Someday
A question came to me in the middle of this morning’s message about Heaven.
“How are we all going to be in heaven someday and not screw it up?”
Think about it. In heaven, we will choose to worship God, among other things, while retaining our individual personalities, memories and free will. But isn’t free will what got the world into this broken mess in the first place? Does free will go away? If not, what changes us there so deeply that all the friction of existence evaporates?
You might say, “Well, brother, the [...] of God changes us.”
OK. How? Insert any attribute of God: Holiness, Presence, Glory, Worship, Love, Light, Fellowship, Forgiveness…Simply answering this way dodges the primary question.
Follow me on this for a minute. We all have our quirks, tastes, likes and dislikes which are by-products of choice. Some of us get along better with others, some like being alone. Some readily give the benefit-of-the-doubt and others make errant snap-judgements. Will we ever walk (float) away from a heavenly exchange thinking, “Wow. What was up with that guy?” If not, why not?

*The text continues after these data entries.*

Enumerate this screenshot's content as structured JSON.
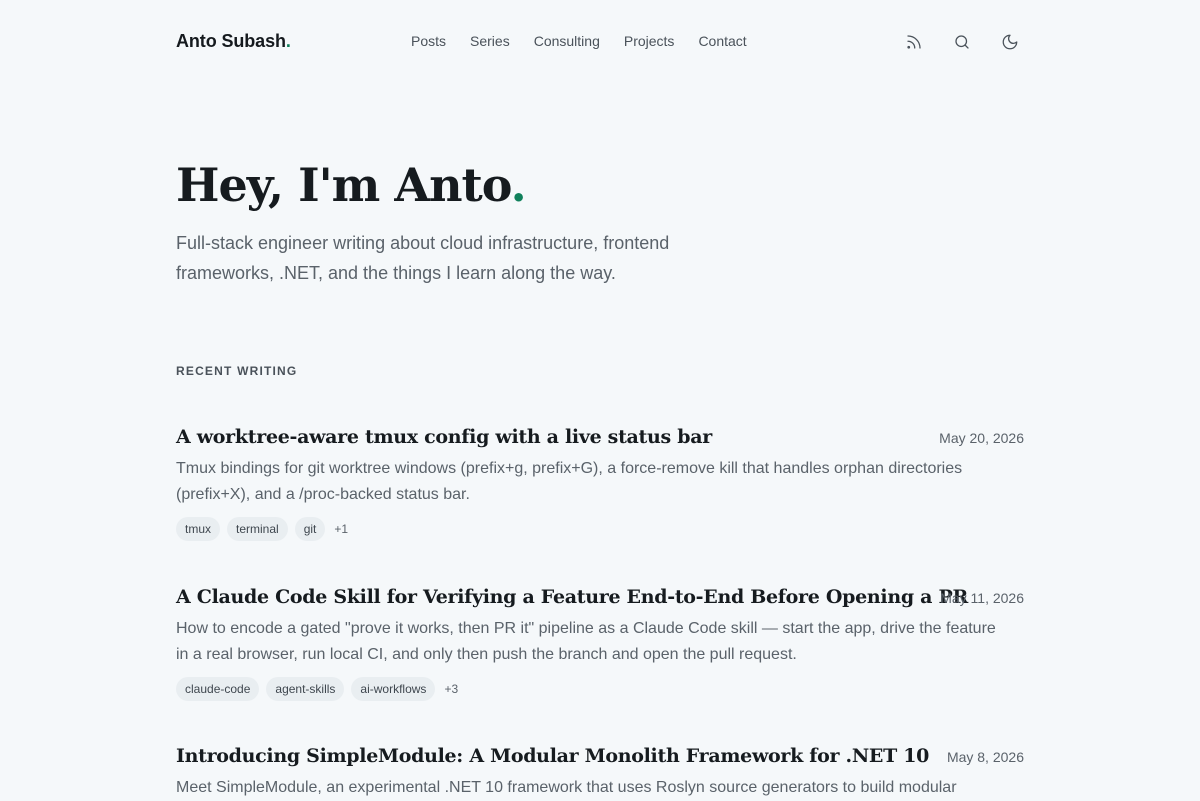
{
  "header": {
    "brand": "Anto Subash",
    "brand_dot": ".",
    "nav": [
      "Posts",
      "Series",
      "Consulting",
      "Projects",
      "Contact"
    ],
    "icons": [
      "rss-icon",
      "search-icon",
      "moon-icon"
    ]
  },
  "hero": {
    "title": "Hey, I'm Anto",
    "title_dot": ".",
    "subtitle": "Full-stack engineer writing about cloud infrastructure, frontend frameworks, .NET, and the things I learn along the way."
  },
  "section_label": "RECENT WRITING",
  "posts": [
    {
      "title": "A worktree-aware tmux config with a live status bar",
      "date": "May 20, 2026",
      "excerpt": "Tmux bindings for git worktree windows (prefix+g, prefix+G), a force-remove kill that handles orphan directories (prefix+X), and a /proc-backed status bar.",
      "tags": [
        "tmux",
        "terminal",
        "git"
      ],
      "more": "+1"
    },
    {
      "title": "A Claude Code Skill for Verifying a Feature End-to-End Before Opening a PR",
      "date": "May 11, 2026",
      "excerpt": "How to encode a gated \"prove it works, then PR it\" pipeline as a Claude Code skill — start the app, drive the feature in a real browser, run local CI, and only then push the branch and open the pull request.",
      "tags": [
        "claude-code",
        "agent-skills",
        "ai-workflows"
      ],
      "more": "+3"
    },
    {
      "title": "Introducing SimpleModule: A Modular Monolith Framework for .NET 10",
      "date": "May 8, 2026",
      "excerpt": "Meet SimpleModule, an experimental .NET 10 framework that uses Roslyn source generators to build modular",
      "tags": [],
      "more": ""
    }
  ],
  "colors": {
    "accent": "#10805b",
    "background": "#f5f8fa",
    "tag_bg": "#e9eef1"
  }
}
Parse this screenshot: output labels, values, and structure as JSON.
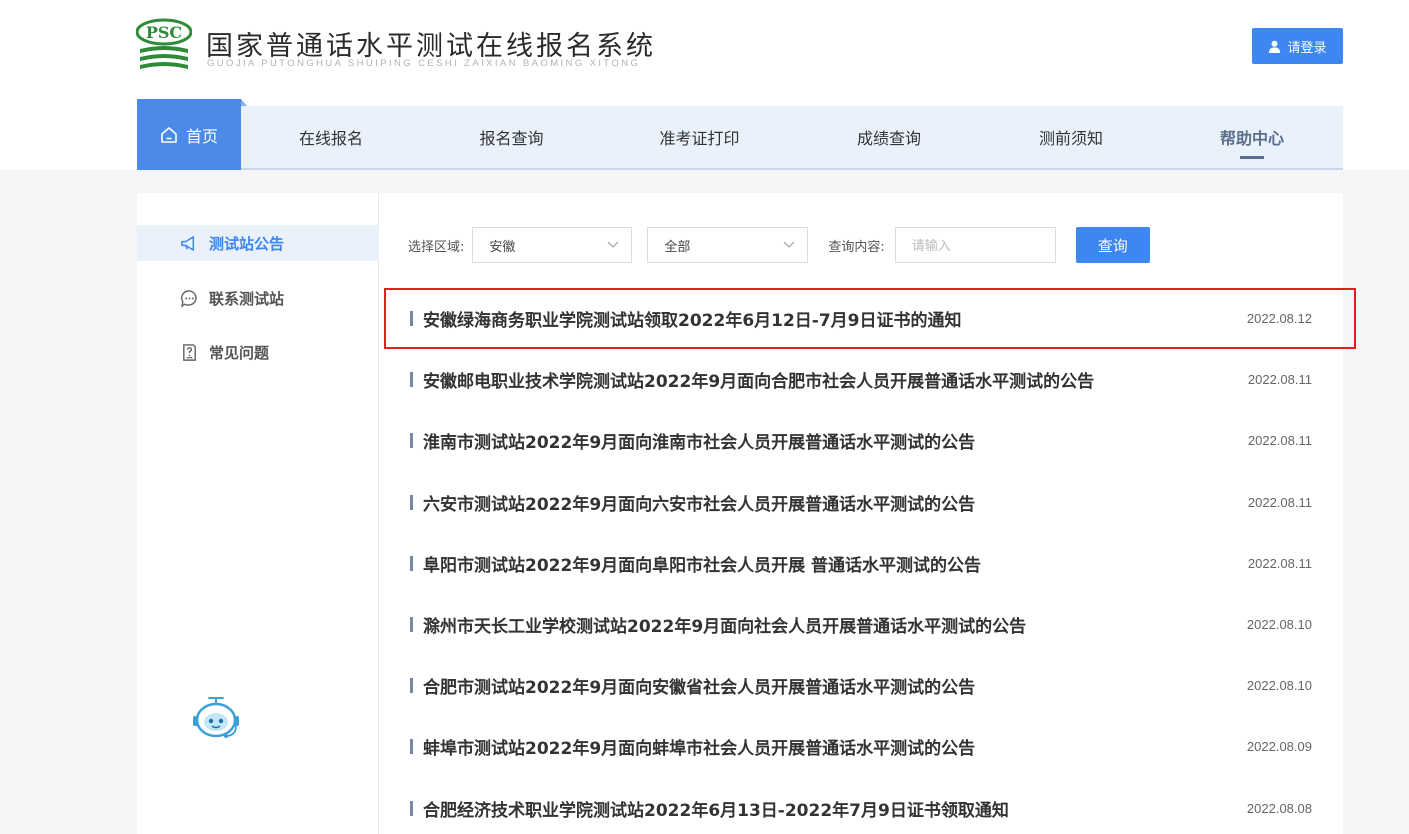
{
  "header": {
    "logo_text": "PSC",
    "title": "国家普通话水平测试在线报名系统",
    "subtitle": "GUOJIA PUTONGHUA SHUIPING CESHI ZAIXIAN BAOMING XITONG",
    "login_label": "请登录"
  },
  "nav": {
    "home_label": "首页",
    "items": [
      {
        "label": "在线报名"
      },
      {
        "label": "报名查询"
      },
      {
        "label": "准考证打印"
      },
      {
        "label": "成绩查询"
      },
      {
        "label": "测前须知"
      },
      {
        "label": "帮助中心",
        "active": true
      }
    ]
  },
  "sidebar": {
    "items": [
      {
        "label": "测试站公告",
        "icon": "megaphone-icon",
        "active": true
      },
      {
        "label": "联系测试站",
        "icon": "chat-icon"
      },
      {
        "label": "常见问题",
        "icon": "document-question-icon"
      }
    ],
    "assistant_icon": "robot-assistant-icon"
  },
  "filters": {
    "region_label": "选择区域:",
    "region_value": "安徽",
    "city_value": "全部",
    "query_label": "查询内容:",
    "query_placeholder": "请输入",
    "query_button": "查询"
  },
  "notices": [
    {
      "title": "安徽绿海商务职业学院测试站领取2022年6月12日-7月9日证书的通知",
      "date": "2022.08.12"
    },
    {
      "title": "安徽邮电职业技术学院测试站2022年9月面向合肥市社会人员开展普通话水平测试的公告",
      "date": "2022.08.11"
    },
    {
      "title": "淮南市测试站2022年9月面向淮南市社会人员开展普通话水平测试的公告",
      "date": "2022.08.11"
    },
    {
      "title": "六安市测试站2022年9月面向六安市社会人员开展普通话水平测试的公告",
      "date": "2022.08.11"
    },
    {
      "title": "阜阳市测试站2022年9月面向阜阳市社会人员开展 普通话水平测试的公告",
      "date": "2022.08.11"
    },
    {
      "title": "滁州市天长工业学校测试站2022年9月面向社会人员开展普通话水平测试的公告",
      "date": "2022.08.10"
    },
    {
      "title": "合肥市测试站2022年9月面向安徽省社会人员开展普通话水平测试的公告",
      "date": "2022.08.10"
    },
    {
      "title": "蚌埠市测试站2022年9月面向蚌埠市社会人员开展普通话水平测试的公告",
      "date": "2022.08.09"
    },
    {
      "title": "合肥经济技术职业学院测试站2022年6月13日-2022年7月9日证书领取通知",
      "date": "2022.08.08"
    }
  ],
  "colors": {
    "accent": "#3e86f0",
    "nav_background": "#e9f1fb",
    "logo_green": "#2e8b3a",
    "highlight_border": "#e02020"
  }
}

I think the reason we will all get along so well despite our individuality will be the shift in perspective we’ll gain from knowing God. Paul wrote:
When the perfect comes, the partial will come to an end. Now I know in part, but then I will know fully, as I am fully known.
I Corinthians 13:10 & 12, HCSB
Something about our interaction with God there – face-to-face – will give us a new vantage point: His. I don’t know if we’ll have God’s insight into everyone else’s existence or just our own. Maybe seeing ourselves from God’s perspective will be enough that we drop judgements and just love. That seemed to be enough to get the Pharisees to drop their stones (John 8:2-11), cause a prostitute to wash Jesus’ feet with her hair (Luke 7:38-50) and move a dying criminal to faith (Luke 23:39-43).

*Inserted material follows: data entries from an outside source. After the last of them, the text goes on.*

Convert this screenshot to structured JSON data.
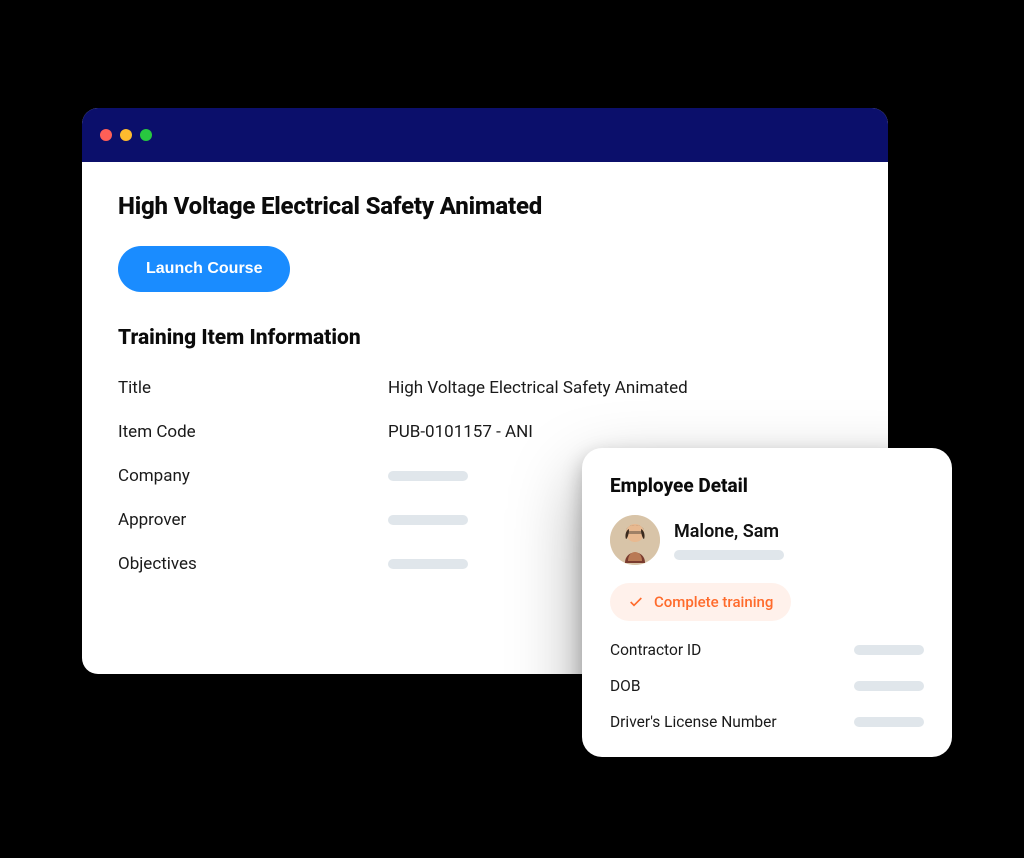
{
  "main": {
    "page_title": "High Voltage Electrical Safety Animated",
    "launch_button": "Launch Course",
    "section_title": "Training Item Information",
    "fields": {
      "title": {
        "label": "Title",
        "value": "High Voltage Electrical Safety Animated"
      },
      "item_code": {
        "label": "Item Code",
        "value": "PUB-0101157 - ANI"
      },
      "company": {
        "label": "Company"
      },
      "approver": {
        "label": "Approver"
      },
      "objectives": {
        "label": "Objectives"
      }
    }
  },
  "employee_card": {
    "title": "Employee Detail",
    "name": "Malone, Sam",
    "status": "Complete training",
    "fields": {
      "contractor_id": {
        "label": "Contractor ID"
      },
      "dob": {
        "label": "DOB"
      },
      "license": {
        "label": "Driver's License Number"
      }
    }
  },
  "colors": {
    "titlebar": "#0b0f6b",
    "button": "#1a8cff",
    "status_accent": "#ff6b2c",
    "status_bg": "#fff1eb"
  }
}
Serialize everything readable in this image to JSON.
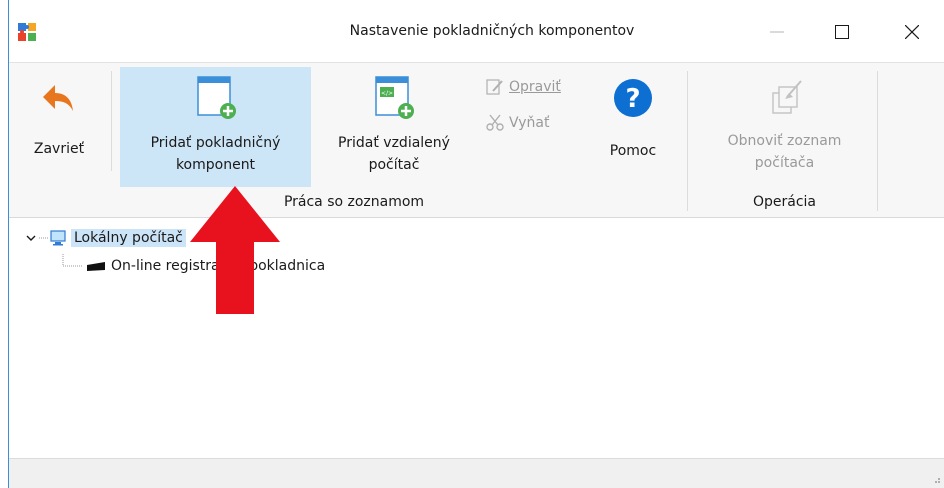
{
  "window": {
    "title": "Nastavenie pokladničných komponentov"
  },
  "ribbon": {
    "close_label": "Zavrieť",
    "add_component_label_line1": "Pridať pokladničný",
    "add_component_label_line2": "komponent",
    "add_remote_label_line1": "Pridať vzdialený",
    "add_remote_label_line2": "počítač",
    "edit_label": "Opraviť",
    "cut_label": "Vyňať",
    "help_label": "Pomoc",
    "refresh_label_line1": "Obnoviť zoznam",
    "refresh_label_line2": "počítača",
    "group_list_label": "Práca so zoznamom",
    "group_operation_label": "Operácia"
  },
  "tree": {
    "root_label": "Lokálny počítač",
    "child_label": "On-line registračná pokladnica"
  },
  "colors": {
    "arrow": "#e8121e",
    "selected": "#cde6f7",
    "accent": "#0c6fd1"
  }
}
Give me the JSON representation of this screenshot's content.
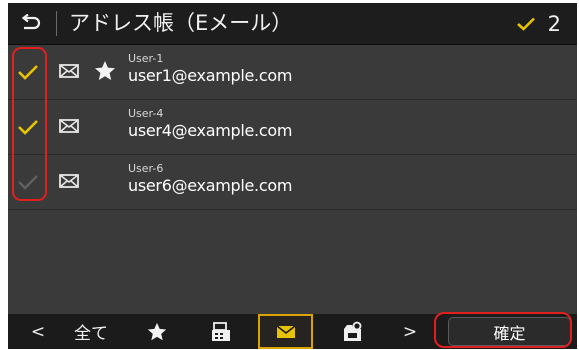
{
  "header": {
    "title": "アドレス帳（Eメール）",
    "selected_count": "2",
    "colors": {
      "check": "#e8c400",
      "background": "#1d1d1d",
      "text": "#f0f0f0"
    }
  },
  "entries": [
    {
      "name": "User-1",
      "email": "user1@example.com",
      "checked": true,
      "favorite": true
    },
    {
      "name": "User-4",
      "email": "user4@example.com",
      "checked": true,
      "favorite": false
    },
    {
      "name": "User-6",
      "email": "user6@example.com",
      "checked": false,
      "favorite": false
    }
  ],
  "toolbar": {
    "prev_label": "<",
    "all_label": "全て",
    "next_label": ">",
    "confirm_label": "確定",
    "icons": [
      "star-icon",
      "fax-icon",
      "mail-icon",
      "shared-folder-icon"
    ],
    "active_tab": "mail-icon",
    "colors": {
      "active_border": "#d9a400"
    }
  },
  "annotations": {
    "highlight_color": "#e0201e"
  }
}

Or maybe God will let us see what everyone else really experienced in this life. What kind of relationships will we have there if we see and understand the brokenness of others? What will it do to our ability to judge them? Like Mack in The Shack:
Perspective strips us of our ability to judge and motivates us to love.
The last phrase I scribbled during this mental rabbit trail was, “Why not now?” What if, in this life, we let God be the judge and we just love like He taught?